Folha de S. Paulo


Na Coreia do Norte, ver filme dos EUA leva à pena capital

Park Yeon-mi era parte da geração do mercado negro na Coreia do Norte –a geração que cresceu em meio ao florescimento do comércio ilegal no país, isolado e apegado ao segredo.

A despeito da adesão oficial do país aos princípios comunistas, os norte-coreanos vêm demonstrando mais e mais lealdade extraoficial ao capitalismo.

Para Park, que escapou com sua família da Coreia do Norte em 2007, não foi apenas a exposição ao comércio desimpedido que abriu seus olhos aos limites da vida em seu país de origem. Foram os filmes estrangeiros, e acima de tudo uma cópia pirata de "Titanic", épico hollywoodiano de 1997.

Quando tinha nove anos, Park se viu forçada a assistir à execução da mãe de uma colega de classe. O crime pelo qual ela foi sentenciada?

Emprestar um filme sul-coreano a um amigo. Os moradores da sua cidade foram forçados a comparecer a um grande estádio para testemunhar a punição.

"Ela foi morta diante de nós", diz Park, 20. "Eu estava em pé ao lado de sua filha –toda a minha escola teve de comparecer".

Park agora vive em Seul, onde trabalha para o instituto de pesquisa Freedom Factory, e sua tarefa é ajudar a conscientizar o público sobre as dificuldades enfrentadas pelos compatriotas que ela teve de deixar para trás.

Na Coreia do Norte, assistir ou ouvir mídia estrangeira é considerado crime contra o Estado, passível de trabalhos forçados, prisão e até morte.

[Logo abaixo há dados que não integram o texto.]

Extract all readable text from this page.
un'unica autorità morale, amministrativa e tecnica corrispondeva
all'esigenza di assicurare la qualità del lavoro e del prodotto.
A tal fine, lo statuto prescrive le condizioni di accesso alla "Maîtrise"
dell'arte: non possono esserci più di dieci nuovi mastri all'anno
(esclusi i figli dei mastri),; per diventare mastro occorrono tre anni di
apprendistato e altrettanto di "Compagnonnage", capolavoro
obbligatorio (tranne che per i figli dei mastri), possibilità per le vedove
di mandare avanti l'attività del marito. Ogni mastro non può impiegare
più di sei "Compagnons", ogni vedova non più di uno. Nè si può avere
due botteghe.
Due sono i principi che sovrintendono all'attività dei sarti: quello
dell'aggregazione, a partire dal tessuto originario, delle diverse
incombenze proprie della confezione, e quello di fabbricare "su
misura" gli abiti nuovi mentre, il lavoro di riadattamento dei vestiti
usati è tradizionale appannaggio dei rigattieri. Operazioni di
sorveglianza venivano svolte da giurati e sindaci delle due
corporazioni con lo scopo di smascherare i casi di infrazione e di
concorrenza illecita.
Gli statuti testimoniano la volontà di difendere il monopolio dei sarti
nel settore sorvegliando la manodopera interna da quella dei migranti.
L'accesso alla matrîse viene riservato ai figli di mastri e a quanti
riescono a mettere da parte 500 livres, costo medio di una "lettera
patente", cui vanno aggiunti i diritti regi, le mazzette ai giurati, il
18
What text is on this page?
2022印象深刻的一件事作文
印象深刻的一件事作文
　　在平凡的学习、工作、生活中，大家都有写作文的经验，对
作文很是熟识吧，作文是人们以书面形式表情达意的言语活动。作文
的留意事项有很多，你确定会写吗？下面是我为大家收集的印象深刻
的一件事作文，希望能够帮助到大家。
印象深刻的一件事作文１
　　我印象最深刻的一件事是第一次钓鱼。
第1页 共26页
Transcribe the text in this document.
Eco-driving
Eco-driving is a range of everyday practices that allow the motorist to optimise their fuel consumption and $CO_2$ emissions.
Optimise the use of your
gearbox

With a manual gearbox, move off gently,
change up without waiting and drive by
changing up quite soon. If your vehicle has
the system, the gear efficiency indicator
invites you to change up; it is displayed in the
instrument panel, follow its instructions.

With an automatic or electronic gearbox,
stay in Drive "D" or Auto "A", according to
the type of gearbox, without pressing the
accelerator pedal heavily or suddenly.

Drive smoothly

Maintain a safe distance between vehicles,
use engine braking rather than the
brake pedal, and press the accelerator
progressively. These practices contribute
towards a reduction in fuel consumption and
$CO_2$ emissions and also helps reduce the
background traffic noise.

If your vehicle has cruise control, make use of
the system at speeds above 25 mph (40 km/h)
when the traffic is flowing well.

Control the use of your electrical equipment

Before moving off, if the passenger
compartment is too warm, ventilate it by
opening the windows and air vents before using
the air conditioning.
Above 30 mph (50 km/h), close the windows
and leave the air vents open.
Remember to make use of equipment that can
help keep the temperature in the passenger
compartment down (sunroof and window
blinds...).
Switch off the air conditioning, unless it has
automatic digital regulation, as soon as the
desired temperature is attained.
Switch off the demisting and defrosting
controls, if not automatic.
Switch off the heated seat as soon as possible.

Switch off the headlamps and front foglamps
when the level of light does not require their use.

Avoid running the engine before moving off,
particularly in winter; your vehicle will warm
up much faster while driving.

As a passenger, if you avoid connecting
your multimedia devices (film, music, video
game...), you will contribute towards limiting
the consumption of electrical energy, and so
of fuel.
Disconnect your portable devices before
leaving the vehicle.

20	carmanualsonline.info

A despeito disso, a popularidade dos filmes e programas de TV internacionais –contrabandeados para o país em pendrives e CDs e vendidos no mercado negro –não para de crescer.

"Existem níveis diferentes de punição", disse Park. "Se você for apanhado com um filme russo ou de Bollywood [Índia], é enviado para a prisão por três anos, mas se o filme for sul-coreano ou americano, você é executado".

A despeito dos riscos, Park e seus amigos não desistiram dos filmes que lhes ofereciam "uma janela para o mundo".

"Meus filmes favoritos eram 'Titanic', James Bond e 'Uma Linda Mulher' "" as pessoas contrabandeavam cópias piratas da China", ela contou ao "Guardian" por Skype, de Seul.

Park lembra que o preço de um DVD era equivalente ao de 2 kg de arroz, e por isso sua família e vizinhos trocavam os filmes comprados.

"Todo mundo tinha tanta fome que não podíamos bancar muitos DVDs", ela disse. "Por isso, se eu tinha Branca de Neve e um amigo tinha James Bond, nós trocávamos".

Estudos demonstram que acesso à mídia estrangeira solapa o controle do Estado em diversos níveis.

Um recente relatório produzido pela InterMedia a pedido do Departamento de Estado dos Estados Unidos constatou que "elevar o acesso direto à mídia vem acompanhado por crescente disposição da parte dos norte-coreanos a compartilhar informações com as pessoas em quem confiam", afirma o documento.